聖王さえも手玉にとっていると思っていたハイネにとって、初めての……
「善良で、小心で、驚くほど『自分』というものがなかった。村にいる、うだつの上がらない中年男みたいだった。力に振り回されて、調子に乗りやすい人だった。何かから必死に目を逸らして、逸らすために別の何かに一生懸命になる──いつも、逃げている人だった」
ハイネは口元をゆるませた。
「情けない人でした。尊敬すべきところなどない人でした。十人並みの優しさしかない人でした。……でも、私は……私は、もしも、村に残って、ただの村娘として生きていたら、きっと、あなたみたいな人と一緒になったと思うんです。……聖王陛下の『孫娘』とならなかった、『普通の人生』を、たまらなく想起させる人でした」
どうして、
「どうして私は、あなたを神にしようとなんか、してしまったんだろう」
どうして、
「ただ、一緒に、どこかの田舎にでも逃げようと願えば、あなたはきっと、それを叶えてくれたのに。……そこで過ごす普通の人生の方が、今の、こんな人生より、ずっとずっと、価値があるものだと、思っていたのに」
どうして、
「あなたが『何か』をしていたのは、わかっています。今は、その『何か』が消え去って……頭がはっきりしています」
だからこそ、
「思うのです。私は……あなたのことが、好きだった。……この世界で、普通のあなたと、二人で生きていきたかったな」
ハイネは立ち上がる。
それから、タカシに祈りを捧げた。
それは両掌を合わせるという祈りの所作。
インゲニムウス教式ではなく、タカシの故郷で行われていたという様式らしい。
「きっといつか、普通の村娘と、普通の男の子として、出会いましょう。その時は……つまらない人生を、普通に過ごせたらいいな」
ハイネはタカシの死体に背を向けた。
何も持って行かない。髪も、持ち物も。
ただ、彼女の服と髪についた血の重さだけが、彼女の持ち去ったものだった。
◆
聖王──教皇は乱の責任をとって処刑された。
神を名乗るタカシは『神殺し』によって成敗された。
『神殺し』は行方をくらます。……あるいは『神殺し』という人物は実在せず、王宮が秘密裏に操る『対教会用特殊部隊』の名であるのかもしれない、と人々はささやき合う。
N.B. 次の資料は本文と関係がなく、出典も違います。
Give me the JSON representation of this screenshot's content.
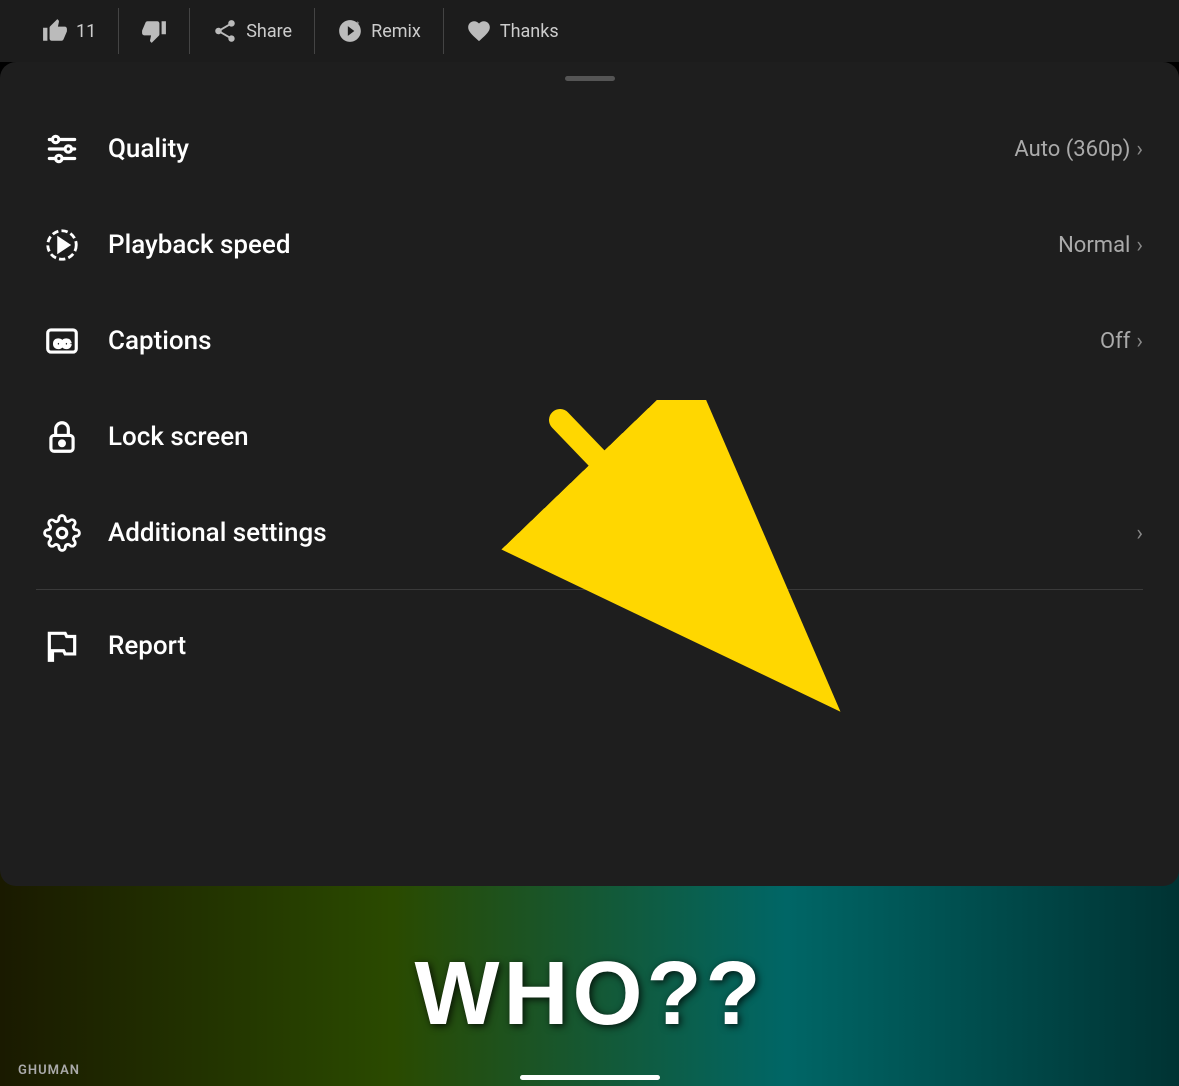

かくしてこの世界から神は完全に消え去り、しかし、神の恩寵は残った。
人々は死した女神インゲニムウスを崇め、これに祈りを捧げる習慣を残したのだ。
そして……
王侯貴族は教会が力を失い、もはや神の威を借ることはないと広く示すために、式典を行った。
神の死んだ日を祝う式典──
それはこのような名をつけて呼ばれ、毎年同じ日に行われることになる。
『生誕祭』。
実在した神と、その影を振り払って、人々が人々として歩み始めた日。
神の時代が終わり、人の時代が生まれた日。
……その日に、死した『神』のために祈りを捧げる乙女が数百年後、一部の地方で土着の伝承となるのだが。
戦勝に湧く人々には想像しえない遠い未来のことである。